In PL/M False is defined as 0. Booleans are usually represented in byte variables. True is defined as NOT False which will give you 0ffh (PL/M-ese for C's 0xff).
To see how the conversion of the status flag carry took place defore being stored in a byte (boolean wasn't available as a type) variable, PL/M could use the assembly instruction "sbb al,al" before storing. If carry was set al would contain 0ff, if it wasn't it would contain 0h. If the opposite value was required, PL/M would insert a "cmc" before the sbb or append a "not al" after (actually xor - one or the other).

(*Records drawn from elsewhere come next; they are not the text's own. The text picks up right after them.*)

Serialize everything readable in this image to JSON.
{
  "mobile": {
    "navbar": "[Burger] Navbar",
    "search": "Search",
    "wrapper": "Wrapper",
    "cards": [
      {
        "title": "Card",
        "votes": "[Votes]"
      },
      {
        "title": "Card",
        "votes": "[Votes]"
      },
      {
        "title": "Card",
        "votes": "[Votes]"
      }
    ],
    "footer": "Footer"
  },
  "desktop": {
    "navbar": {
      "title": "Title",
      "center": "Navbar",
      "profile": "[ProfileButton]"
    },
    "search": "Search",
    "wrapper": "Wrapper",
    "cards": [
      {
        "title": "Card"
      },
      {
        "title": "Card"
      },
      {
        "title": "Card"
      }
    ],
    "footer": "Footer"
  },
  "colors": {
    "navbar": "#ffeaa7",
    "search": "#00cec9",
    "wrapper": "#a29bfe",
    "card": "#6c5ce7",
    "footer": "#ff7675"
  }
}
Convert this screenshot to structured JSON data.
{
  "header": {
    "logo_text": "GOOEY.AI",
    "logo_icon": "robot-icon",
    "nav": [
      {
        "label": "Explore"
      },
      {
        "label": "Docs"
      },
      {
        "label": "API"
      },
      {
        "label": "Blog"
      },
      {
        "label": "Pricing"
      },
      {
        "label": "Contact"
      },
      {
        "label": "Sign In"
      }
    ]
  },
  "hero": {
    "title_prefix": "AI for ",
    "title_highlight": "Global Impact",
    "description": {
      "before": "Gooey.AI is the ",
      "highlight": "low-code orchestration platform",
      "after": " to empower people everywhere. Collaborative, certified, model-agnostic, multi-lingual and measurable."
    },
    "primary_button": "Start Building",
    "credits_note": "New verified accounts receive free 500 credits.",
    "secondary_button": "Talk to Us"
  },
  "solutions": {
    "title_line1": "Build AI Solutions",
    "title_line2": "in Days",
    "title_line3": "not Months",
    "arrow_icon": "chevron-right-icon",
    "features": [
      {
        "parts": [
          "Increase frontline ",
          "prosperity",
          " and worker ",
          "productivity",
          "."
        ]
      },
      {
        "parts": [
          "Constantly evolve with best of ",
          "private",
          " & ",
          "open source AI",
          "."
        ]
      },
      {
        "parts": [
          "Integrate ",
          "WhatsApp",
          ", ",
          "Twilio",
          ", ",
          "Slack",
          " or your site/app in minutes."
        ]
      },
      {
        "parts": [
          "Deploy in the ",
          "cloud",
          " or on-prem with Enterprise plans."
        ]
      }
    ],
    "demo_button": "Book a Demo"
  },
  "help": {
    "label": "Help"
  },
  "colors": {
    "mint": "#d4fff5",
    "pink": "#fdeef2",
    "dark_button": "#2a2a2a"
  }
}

So the 0xff for TRUE is a direct compatibility port from PL/M. Necessary? Probably not, unless you're unsure of your skills (in C) AND playing it super safe.
As I would have.
PL/M-80 (used for the 8080, 8085 and Z80) did not have support for integers or floats, and I suspect it was the same for PL/M-51. PL/M-86 (used for the 8086, 8088, 80188 and 80186) added integers, single precision floating point, segment:offset pointers and the standard memory models small, medium, compact and large. For those so inclined there were special directives to create do-it-yourself hybrid memory models. Microsoft's huge memory model was equivalent to intel's large. MS also sported tiny, small, compact, medium and large models.
Often in embedded systems there is one programmer who writes all the code and his/her idiosyncrasies are throughout the source. Many embedded programmers were HW engineers and had to get a system running as best they could. There was no requirement nor concept of "portability". Another consideration in embedded systems is the compiler is specific for the CPU HW. Refer to the ISA for this CPU and check all uses of the "boolean".
As others have said, it's setting all the bits to 1. And since this is embedded C, you might be storing this into a register where each bit is important for something, so you want to set them all to 1. I know I did similar when writing in assembler.
What's really important to know about this question is the type of "var". You say "boolean", but is that a C++/C99's bool, or is it (highly likely, being an embedded C app), something of a completely different type that's being used as a boolean?
Also adding 1 to 0xff sets it to 0( assuming unsigned char) and the checking might have been in a loop with an increment to break.
Here's a likely reason: 0xff is the binary complement of 0. It may be that on your embedded architecture, storing 0xff into a variable is more efficient than storing, say, 1 which might require extra instructions or a constant stored in memory.
Or perhaps the most efficient way to check the "truth value" of a register in your architecture is with a "check bit set" instruction. With 0xff as the TRUE value, it doesn't matter which bit gets checked... they're all set.
The above is just speculation, of course, without knowing what kind of embedded processor you're using. 8-bit, 16-bit, 32-bit? PIC, AVR, ARM, x86???
(As others have pointed out, any integer value other than zero is considered TRUE for the purposes of boolean expressions in C.)